A psychopathological complex, even on the individual scale (as Jung’s observation of “possession” indicates) can be construed, even if only metaphorically, in terms of the demonic (don’t an astounding number of preachers describe Jesus’s various demoniacs as “people with psychological problems”?). Jung’s description is very apt:

[The psychopathological complex] appears as an autonomous formation intruding upon consciousness…. It is just as if the complex were an autonomous being capable of interfering with the intentions of the ego. Complexes do indeed behave like secondary or partial personalities possessing a mental life of their own.[3]

Psychopathological complexes (or egregores, if you prefer) can also behave as autonomous beings capable of interfering with the intentions of the individual ego in your local Facebook coterie. In fact, social media may make such generation both more prolific and more effective.


The problem, of course, is we tend to think that this kind of thing happens to other people, but never to us. But how do we stay awake?
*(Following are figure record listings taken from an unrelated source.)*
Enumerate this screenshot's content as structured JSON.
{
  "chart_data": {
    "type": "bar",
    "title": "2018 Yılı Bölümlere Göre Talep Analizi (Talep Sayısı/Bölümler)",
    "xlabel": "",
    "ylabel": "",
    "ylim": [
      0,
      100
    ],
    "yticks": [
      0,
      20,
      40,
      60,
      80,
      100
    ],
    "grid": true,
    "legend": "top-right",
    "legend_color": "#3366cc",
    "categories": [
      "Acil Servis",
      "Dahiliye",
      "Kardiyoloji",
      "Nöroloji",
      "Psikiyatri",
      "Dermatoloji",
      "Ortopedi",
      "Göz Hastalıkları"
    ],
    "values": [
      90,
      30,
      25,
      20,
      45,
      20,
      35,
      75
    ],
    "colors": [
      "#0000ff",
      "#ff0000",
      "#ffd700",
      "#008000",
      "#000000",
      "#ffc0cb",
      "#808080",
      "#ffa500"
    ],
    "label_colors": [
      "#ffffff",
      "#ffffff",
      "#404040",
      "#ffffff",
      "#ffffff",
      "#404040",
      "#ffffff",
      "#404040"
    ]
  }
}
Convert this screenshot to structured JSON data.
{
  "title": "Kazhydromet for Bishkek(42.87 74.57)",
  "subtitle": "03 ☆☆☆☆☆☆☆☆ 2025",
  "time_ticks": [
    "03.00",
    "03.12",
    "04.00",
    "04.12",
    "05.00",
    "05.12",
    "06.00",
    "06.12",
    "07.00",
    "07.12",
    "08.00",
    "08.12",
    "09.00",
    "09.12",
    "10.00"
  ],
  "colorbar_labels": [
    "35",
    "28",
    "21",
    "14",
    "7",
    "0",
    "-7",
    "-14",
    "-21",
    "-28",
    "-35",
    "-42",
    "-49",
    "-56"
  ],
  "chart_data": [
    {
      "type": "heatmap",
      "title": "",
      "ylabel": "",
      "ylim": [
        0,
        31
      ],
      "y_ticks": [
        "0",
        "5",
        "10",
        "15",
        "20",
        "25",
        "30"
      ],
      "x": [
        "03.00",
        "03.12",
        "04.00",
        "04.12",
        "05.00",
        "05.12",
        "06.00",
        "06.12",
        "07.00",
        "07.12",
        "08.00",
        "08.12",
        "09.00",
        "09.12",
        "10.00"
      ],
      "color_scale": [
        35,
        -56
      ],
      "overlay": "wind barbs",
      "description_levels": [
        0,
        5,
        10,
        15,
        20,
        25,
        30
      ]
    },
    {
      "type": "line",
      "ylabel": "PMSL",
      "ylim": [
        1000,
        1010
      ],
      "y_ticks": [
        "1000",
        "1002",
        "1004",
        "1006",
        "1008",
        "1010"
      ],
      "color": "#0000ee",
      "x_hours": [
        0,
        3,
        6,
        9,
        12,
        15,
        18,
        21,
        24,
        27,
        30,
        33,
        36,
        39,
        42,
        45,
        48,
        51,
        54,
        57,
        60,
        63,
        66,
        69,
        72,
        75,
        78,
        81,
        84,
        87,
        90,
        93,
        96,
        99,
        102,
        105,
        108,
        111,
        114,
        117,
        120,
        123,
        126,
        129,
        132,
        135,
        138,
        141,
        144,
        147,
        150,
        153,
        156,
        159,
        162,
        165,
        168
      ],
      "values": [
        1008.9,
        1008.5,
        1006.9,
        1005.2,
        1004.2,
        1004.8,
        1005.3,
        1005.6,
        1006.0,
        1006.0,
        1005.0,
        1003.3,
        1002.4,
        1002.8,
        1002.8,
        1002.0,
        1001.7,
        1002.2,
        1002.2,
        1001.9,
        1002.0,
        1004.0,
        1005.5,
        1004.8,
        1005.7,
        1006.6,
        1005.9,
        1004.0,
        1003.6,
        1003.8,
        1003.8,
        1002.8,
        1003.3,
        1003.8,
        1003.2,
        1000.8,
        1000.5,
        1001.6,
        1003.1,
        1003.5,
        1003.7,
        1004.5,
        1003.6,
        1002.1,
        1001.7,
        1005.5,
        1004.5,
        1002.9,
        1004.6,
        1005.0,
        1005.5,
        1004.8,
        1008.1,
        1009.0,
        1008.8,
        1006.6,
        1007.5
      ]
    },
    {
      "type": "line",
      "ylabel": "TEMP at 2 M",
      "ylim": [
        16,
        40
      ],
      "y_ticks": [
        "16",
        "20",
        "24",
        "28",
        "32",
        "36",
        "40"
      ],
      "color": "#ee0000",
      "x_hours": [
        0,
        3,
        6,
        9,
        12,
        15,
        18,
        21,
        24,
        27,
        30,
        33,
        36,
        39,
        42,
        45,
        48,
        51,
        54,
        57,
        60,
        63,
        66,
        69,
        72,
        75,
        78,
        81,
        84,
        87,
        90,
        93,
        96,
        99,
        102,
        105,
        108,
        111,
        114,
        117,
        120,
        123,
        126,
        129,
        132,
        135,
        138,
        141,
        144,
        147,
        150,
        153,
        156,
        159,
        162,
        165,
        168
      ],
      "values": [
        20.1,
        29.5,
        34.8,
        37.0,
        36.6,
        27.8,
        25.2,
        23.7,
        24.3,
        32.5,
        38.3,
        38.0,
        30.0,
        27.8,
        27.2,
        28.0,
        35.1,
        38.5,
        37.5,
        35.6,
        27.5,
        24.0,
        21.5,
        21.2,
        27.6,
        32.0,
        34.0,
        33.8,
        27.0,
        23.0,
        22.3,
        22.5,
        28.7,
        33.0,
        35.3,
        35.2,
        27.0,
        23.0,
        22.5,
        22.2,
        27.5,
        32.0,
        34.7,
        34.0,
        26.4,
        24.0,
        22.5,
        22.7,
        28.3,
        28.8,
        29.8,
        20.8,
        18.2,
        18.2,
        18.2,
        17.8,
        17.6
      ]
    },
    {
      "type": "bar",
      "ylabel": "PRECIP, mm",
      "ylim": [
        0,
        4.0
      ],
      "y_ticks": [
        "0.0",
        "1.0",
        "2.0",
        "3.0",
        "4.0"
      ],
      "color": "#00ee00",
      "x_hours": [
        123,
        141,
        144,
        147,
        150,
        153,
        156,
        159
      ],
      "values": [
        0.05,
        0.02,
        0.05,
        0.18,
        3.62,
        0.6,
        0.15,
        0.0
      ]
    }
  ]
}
[1] C.G. Jung, The Collected Works IX.I: The Archetypes and the Collective Unconscious, trans. R.F.C. Hull, 2nd ed. (Princeton: Princeton University Press, 1968), 122–23.


[2] Slavoj Žižek, The Parallax View (Cambridge: The MIT Press, 2006), 366.


[3] C.G. Jung, The Collected Works XI: Psychology and Religion, trans. R.F.C. Hull, 2nd ed. (Princeton: Princeton University Press, 1968), 13–14. My emphasis.